Alan Lee is in New Zealand at present, busy with the Hobbit films, but he's well represented here, with a couple of pencil drawings and the painting of the sleeping Smaug from the illustrated edition of The Hobbit , as well as one of Fangorn Forest from The Lord of the Rings. There's also a piece of his concept art from the LOTR movies - a loose pencil sketch of Eowyn vs the Nazgul, the battlefield suggested with old-masterish skill and economy by wiry, wandering pencil lines.  And there's one of his pictures from Faeries too, done in his older, tighter style, and a cover illustration for an anthology called Hist Whist which I think I can remember being fascinated by (and trying to copy) before I even knew who he was.


His daughter, Virginia Lee, seems to have inherited some of his talent: there's a rather beautiful little relief plaque here of a scene from The Fellowship of the Ring (below, though a photo doesn't really do it justice). My favourites were two of her pastel drawings; imaginary landscapes in which stone angels' wings and carvings of the Tinners' Hares take the place of the stone circles which crown some Dartmoor hilltops.

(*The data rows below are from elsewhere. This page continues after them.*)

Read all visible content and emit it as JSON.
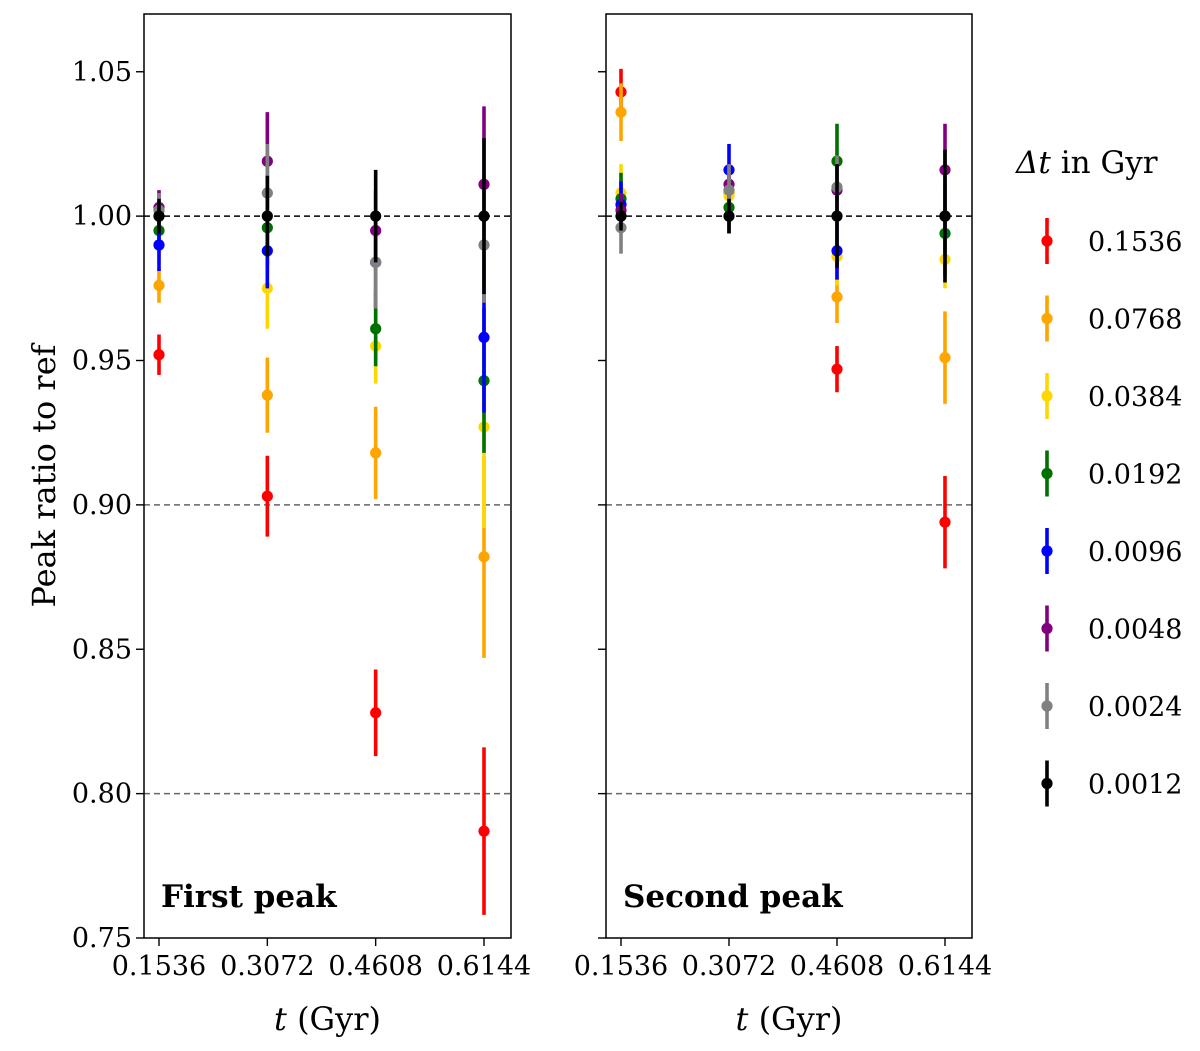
{
  "chart_data": {
    "type": "scatter",
    "ylabel": "Peak ratio to ref",
    "xlabel": "t (Gyr)",
    "xlabel_var": "t",
    "xlabel_unit": "(Gyr)",
    "ylim": [
      0.75,
      1.07
    ],
    "yticks": [
      0.75,
      0.8,
      0.85,
      0.9,
      0.95,
      1.0,
      1.05
    ],
    "ytick_labels": [
      "0.75",
      "0.80",
      "0.85",
      "0.90",
      "0.95",
      "1.00",
      "1.05"
    ],
    "x": [
      0.1536,
      0.3072,
      0.4608,
      0.6144
    ],
    "xtick_labels": [
      "0.1536",
      "0.3072",
      "0.4608",
      "0.6144"
    ],
    "reference_lines": [
      {
        "y": 1.0,
        "color": "#000000",
        "style": "dashed"
      },
      {
        "y": 0.9,
        "color": "#666666",
        "style": "dashed"
      },
      {
        "y": 0.8,
        "color": "#666666",
        "style": "dashed"
      }
    ],
    "legend": {
      "title": "Δt in Gyr",
      "title_symbol": "Δt",
      "title_rest": " in Gyr",
      "position": "right"
    },
    "series": [
      {
        "name": "0.1536",
        "color": "#ff0000"
      },
      {
        "name": "0.0768",
        "color": "#ffa500"
      },
      {
        "name": "0.0384",
        "color": "#ffd700"
      },
      {
        "name": "0.0192",
        "color": "#007000"
      },
      {
        "name": "0.0096",
        "color": "#0000ff"
      },
      {
        "name": "0.0048",
        "color": "#800080"
      },
      {
        "name": "0.0024",
        "color": "#808080"
      },
      {
        "name": "0.0012",
        "color": "#000000"
      }
    ],
    "panels": [
      {
        "title": "First peak",
        "series": [
          {
            "name": "0.1536",
            "values": [
              0.952,
              0.903,
              0.828,
              0.787
            ],
            "errors": [
              0.007,
              0.014,
              0.015,
              0.029
            ]
          },
          {
            "name": "0.0768",
            "values": [
              0.976,
              0.938,
              0.918,
              0.882
            ],
            "errors": [
              0.006,
              0.013,
              0.016,
              0.035
            ]
          },
          {
            "name": "0.0384",
            "values": [
              0.99,
              0.975,
              0.955,
              0.927
            ],
            "errors": [
              0.006,
              0.014,
              0.013,
              0.035
            ]
          },
          {
            "name": "0.0192",
            "values": [
              0.995,
              0.996,
              0.961,
              0.943
            ],
            "errors": [
              0.006,
              0.013,
              0.013,
              0.025
            ]
          },
          {
            "name": "0.0096",
            "values": [
              0.99,
              0.988,
              0.984,
              0.958
            ],
            "errors": [
              0.009,
              0.013,
              0.016,
              0.026
            ]
          },
          {
            "name": "0.0048",
            "values": [
              1.003,
              1.019,
              0.995,
              1.011
            ],
            "errors": [
              0.006,
              0.017,
              0.014,
              0.027
            ]
          },
          {
            "name": "0.0024",
            "values": [
              1.002,
              1.008,
              0.984,
              0.99
            ],
            "errors": [
              0.006,
              0.017,
              0.016,
              0.02
            ]
          },
          {
            "name": "0.0012",
            "values": [
              1.0,
              1.0,
              1.0,
              1.0
            ],
            "errors": [
              0.006,
              0.014,
              0.016,
              0.027
            ]
          }
        ]
      },
      {
        "title": "Second peak",
        "series": [
          {
            "name": "0.1536",
            "values": [
              1.043,
              1.008,
              0.947,
              0.894
            ],
            "errors": [
              0.008,
              0.01,
              0.008,
              0.016
            ]
          },
          {
            "name": "0.0768",
            "values": [
              1.036,
              1.008,
              0.972,
              0.951
            ],
            "errors": [
              0.01,
              0.01,
              0.009,
              0.016
            ]
          },
          {
            "name": "0.0384",
            "values": [
              1.008,
              1.007,
              0.986,
              0.985
            ],
            "errors": [
              0.01,
              0.01,
              0.01,
              0.01
            ]
          },
          {
            "name": "0.0192",
            "values": [
              1.006,
              1.003,
              1.019,
              0.994
            ],
            "errors": [
              0.009,
              0.009,
              0.013,
              0.015
            ]
          },
          {
            "name": "0.0096",
            "values": [
              1.004,
              1.016,
              0.988,
              1.0
            ],
            "errors": [
              0.008,
              0.009,
              0.01,
              0.012
            ]
          },
          {
            "name": "0.0048",
            "values": [
              1.002,
              1.011,
              1.009,
              1.016
            ],
            "errors": [
              0.006,
              0.007,
              0.01,
              0.016
            ]
          },
          {
            "name": "0.0024",
            "values": [
              0.996,
              1.009,
              1.01,
              1.0
            ],
            "errors": [
              0.009,
              0.009,
              0.011,
              0.02
            ]
          },
          {
            "name": "0.0012",
            "values": [
              1.0,
              1.0,
              1.0,
              1.0
            ],
            "errors": [
              0.005,
              0.006,
              0.018,
              0.023
            ]
          }
        ]
      }
    ]
  }
}
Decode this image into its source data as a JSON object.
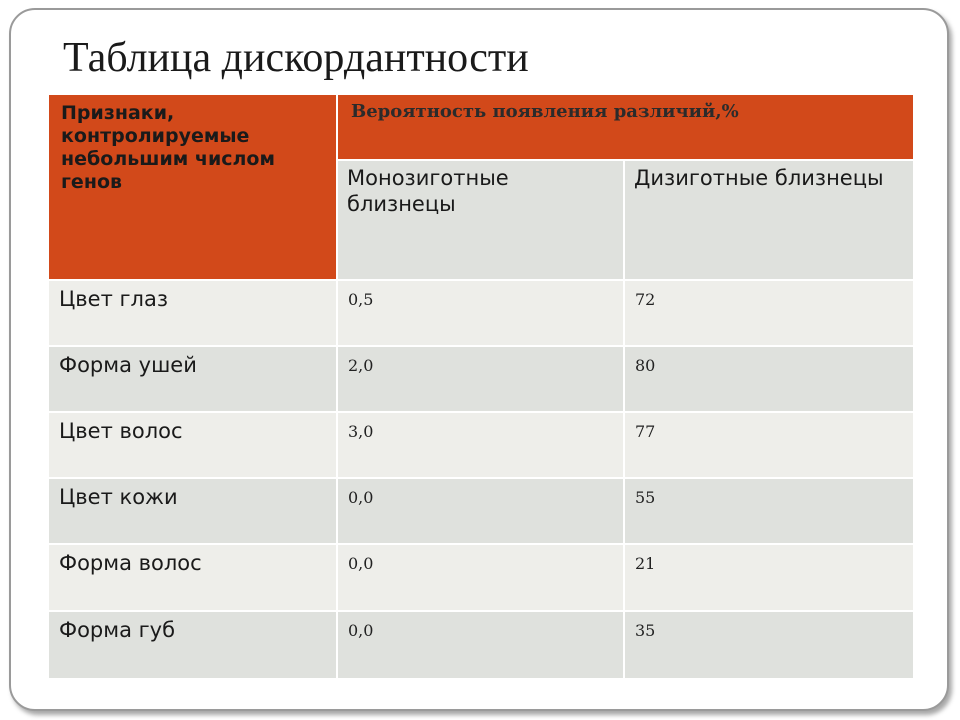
{
  "title": "Таблица дискордантности",
  "table": {
    "header": {
      "traits_label": "Признаки, контролируемые небольшим числом генов",
      "probability_label": "Вероятность появления различий,%",
      "mono_label": "Монозиготные близнецы",
      "di_label": "Дизиготные близнецы"
    },
    "rows": [
      {
        "trait": "Цвет глаз",
        "mono": "0,5",
        "di": "72"
      },
      {
        "trait": "Форма ушей",
        "mono": "2,0",
        "di": "80"
      },
      {
        "trait": "Цвет волос",
        "mono": "3,0",
        "di": "77"
      },
      {
        "trait": "Цвет кожи",
        "mono": "0,0",
        "di": "55"
      },
      {
        "trait": "Форма волос",
        "mono": "0,0",
        "di": "21"
      },
      {
        "trait": "Форма губ",
        "mono": "0,0",
        "di": "35"
      }
    ]
  },
  "colors": {
    "header_accent": "#d2491a",
    "row_light": "#eeeeea",
    "row_dark": "#dfe1dd"
  }
}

And it was particularly nice to see some pictures by David Wyatt (with whom I was lucky enough to work on the Larklight trilogy) hanging here among the Frouds and Lees.  His pictures have similar qualities to theirs, while being entirely his own: beautifully drawn, full of invention and visual humour, and steeped in the landscape and atmosphere of Dartmoor.  I've pinched the image below from his excellent blog.


Widdershins continues at Green Hill Arts until 10th August. In addition to the artists I've mentioned there is also work by Terri Windling, Rima Staines, Hazel Brown (whose little boxes of miniature objects have something of the genuine weirdness of 19th Century fairy art), Neil Wilkinson Cave, and Paul Kidby. And Green Hill are running a tie-in programme of events and workshops, too.  If you are in Devon, or planning to visit during the summer, this is well worth a look.